También se incluyen textos de juventud del autor. Por ejemplo, un ensayo de 1964 en donde da su definición del rol del intelectual: “Seguros de la impracticabilidad de la pureza, convencidos de la responsabilidad de decir, de la imposibilidad de callarnos”.
La vanguardia, otro concepto que lo obsesionó (vale recordar sus clases devenidas en libro Las tres vanguardias, Saer, Piglia Walsh, editadas por Eterna Cadencia) aparece bajo un cúmulo de ideas interesantes que, de nuevo, entrecruzan la literatura y la política: “Hay dos cosas sobre las cuales me he mantenido firme que, primero, es el concepto de vanguardia, que redefino como una posición de lectura y no como una producción, porque no me considero un escritor de vanguardia.
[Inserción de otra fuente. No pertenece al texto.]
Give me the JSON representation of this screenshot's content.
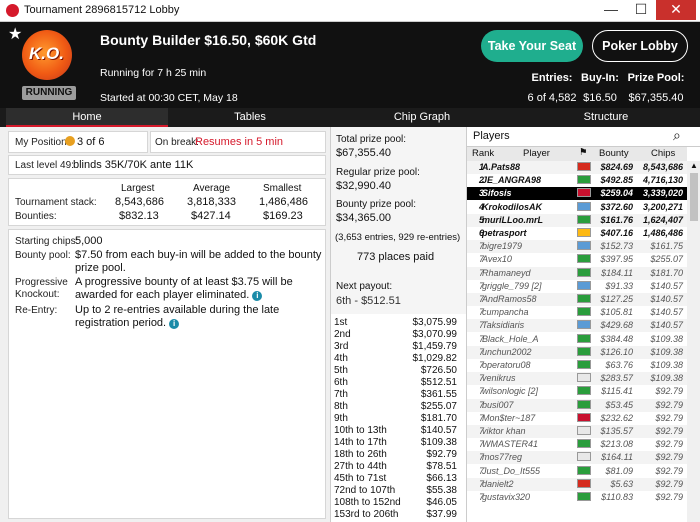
{
  "window": {
    "title": "Tournament 2896815712 Lobby",
    "controls": [
      "—",
      "☐",
      "✕"
    ]
  },
  "header": {
    "logo_text": "K.O.",
    "status_badge": "RUNNING",
    "tournament_name": "Bounty Builder $16.50, $60K Gtd",
    "running_for": "Running for 7 h 25 min",
    "started_at": "Started at 00:30 CET, May 18",
    "take_seat": "Take Your Seat",
    "poker_lobby": "Poker Lobby",
    "stats": [
      {
        "label": "Entries:",
        "value": "6 of 4,582"
      },
      {
        "label": "Buy-In:",
        "value": "$16.50"
      },
      {
        "label": "Prize Pool:",
        "value": "$67,355.40"
      }
    ]
  },
  "tabs": [
    "Home",
    "Tables",
    "Chip Graph",
    "Structure"
  ],
  "home": {
    "my_position_label": "My Position:",
    "my_position_value": "3 of 6",
    "on_break_label": "On break:",
    "on_break_value": "Resumes in 5 min",
    "last_level": "Last level 49:",
    "blinds": "blinds 35K/70K ante 11K",
    "stack_headers": [
      "Largest",
      "Average",
      "Smallest"
    ],
    "stack_label": "Tournament stack:",
    "stack_values": [
      "8,543,686",
      "3,818,333",
      "1,486,486"
    ],
    "bounty_label": "Bounties:",
    "bounty_values": [
      "$832.13",
      "$427.14",
      "$169.23"
    ],
    "starting_chips_label": "Starting chips:",
    "starting_chips": "5,000",
    "bounty_pool_label": "Bounty pool:",
    "bounty_pool": "$7.50 from each buy-in will be added to the bounty prize pool.",
    "pko_label": "Progressive Knockout:",
    "pko": "A progressive bounty of at least $3.75 will be awarded for each player eliminated.",
    "reentry_label": "Re-Entry:",
    "reentry": "Up to 2 re-entries available during the late registration period."
  },
  "prizes": {
    "total_label": "Total prize pool:",
    "total": "$67,355.40",
    "regular_label": "Regular prize pool:",
    "regular": "$32,990.40",
    "bounty_label": "Bounty prize pool:",
    "bounty": "$34,365.00",
    "entries_note": "(3,653 entries, 929 re-entries)",
    "places_paid": "773 places paid",
    "next_payout_label": "Next payout:",
    "next_payout": "6th - $512.51",
    "payouts": [
      [
        "1st",
        "$3,075.99"
      ],
      [
        "2nd",
        "$3,070.99"
      ],
      [
        "3rd",
        "$1,459.79"
      ],
      [
        "4th",
        "$1,029.82"
      ],
      [
        "5th",
        "$726.50"
      ],
      [
        "6th",
        "$512.51"
      ],
      [
        "7th",
        "$361.55"
      ],
      [
        "8th",
        "$255.07"
      ],
      [
        "9th",
        "$181.70"
      ],
      [
        "10th to 13th",
        "$140.57"
      ],
      [
        "14th to 17th",
        "$109.38"
      ],
      [
        "18th to 26th",
        "$92.79"
      ],
      [
        "27th to 44th",
        "$78.51"
      ],
      [
        "45th to 71st",
        "$66.13"
      ],
      [
        "72nd to 107th",
        "$55.38"
      ],
      [
        "108th to 152nd",
        "$46.05"
      ],
      [
        "153rd to 206th",
        "$37.99"
      ]
    ]
  },
  "players": {
    "title": "Players",
    "columns": [
      "Rank",
      "Player",
      "Bounty",
      "Chips"
    ],
    "rows": [
      [
        "1",
        "A.Pats88",
        "$824.69",
        "8,543,686",
        "#d52b1e"
      ],
      [
        "2",
        "JE_ANGRA98",
        "$492.85",
        "4,716,130",
        "#2a9d3c"
      ],
      [
        "3",
        "Sifosis",
        "$259.04",
        "3,339,020",
        "#c8102e"
      ],
      [
        "4",
        "KrokodilosAK",
        "$372.60",
        "3,200,271",
        "#5b9bd5"
      ],
      [
        "5",
        "muriLLoo.mrL",
        "$161.76",
        "1,624,407",
        "#2a9d3c"
      ],
      [
        "6",
        "petrasport",
        "$407.16",
        "1,486,486",
        "#fdb913"
      ],
      [
        "7",
        "bigre1979",
        "$152.73",
        "$161.75",
        "#5b9bd5"
      ],
      [
        "7",
        "Avex10",
        "$397.95",
        "$255.07",
        "#2a9d3c"
      ],
      [
        "7",
        "Rhamaneyd",
        "$184.11",
        "$181.70",
        "#2a9d3c"
      ],
      [
        "7",
        "griggle_799 [2]",
        "$91.33",
        "$140.57",
        "#5b9bd5"
      ],
      [
        "7",
        "AndRamos58",
        "$127.25",
        "$140.57",
        "#2a9d3c"
      ],
      [
        "7",
        "cumpancha",
        "$105.81",
        "$140.57",
        "#2a9d3c"
      ],
      [
        "7",
        "Taksidiaris",
        "$429.68",
        "$140.57",
        "#5b9bd5"
      ],
      [
        "7",
        "Black_Hole_A",
        "$384.48",
        "$109.38",
        "#2a9d3c"
      ],
      [
        "7",
        "unchun2002",
        "$126.10",
        "$109.38",
        "#2a9d3c"
      ],
      [
        "7",
        "operatoru08",
        "$63.76",
        "$109.38",
        "#2a9d3c"
      ],
      [
        "7",
        "venikrus",
        "$283.57",
        "$109.38",
        "#e8e8e8"
      ],
      [
        "7",
        "wilsonlogic [2]",
        "$115.41",
        "$92.79",
        "#2a9d3c"
      ],
      [
        "7",
        "busi007",
        "$53.45",
        "$92.79",
        "#2a9d3c"
      ],
      [
        "7",
        "Mon$ter~187",
        "$232.62",
        "$92.79",
        "#c8102e"
      ],
      [
        "7",
        "viktor khan",
        "$135.57",
        "$92.79",
        "#e8e8e8"
      ],
      [
        "7",
        "WMASTER41",
        "$213.08",
        "$92.79",
        "#2a9d3c"
      ],
      [
        "7",
        "mos77reg",
        "$164.11",
        "$92.79",
        "#e8e8e8"
      ],
      [
        "7",
        "Just_Do_It555",
        "$81.09",
        "$92.79",
        "#2a9d3c"
      ],
      [
        "7",
        "danielt2",
        "$5.63",
        "$92.79",
        "#d52b1e"
      ],
      [
        "7",
        "gustavix320",
        "$110.83",
        "$92.79",
        "#2a9d3c"
      ]
    ]
  }
}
Yo me considero un crítico que lee desde el efecto que la vanguardia produce en el nivel de la literatura, después podemos ver qué quiere decir esto”. En la misma sintonía, retrofuturista, de repliegue, se refiere a la revolución: “Un concepto que me permite entender el pasado”
Así como prefirió buscar el futuro en el pasado y viceversa, impresiona cómo es posible capturar el presente en sus escritos de hace décadas cuál profecías. En la editorial de Literatura y sociedad, año 1965, número 1, escribía: “Por un lado, se ahoga la literatura en el espesor de lo inmediato; por el otro, se la esteriliza hasta convertirla en un objeto decorativo. En los dos casos se la traiciona”. En tiempos de inteligencias artificiales que escriben por nosotros, esta sentencia se vuelve aún más inquietante.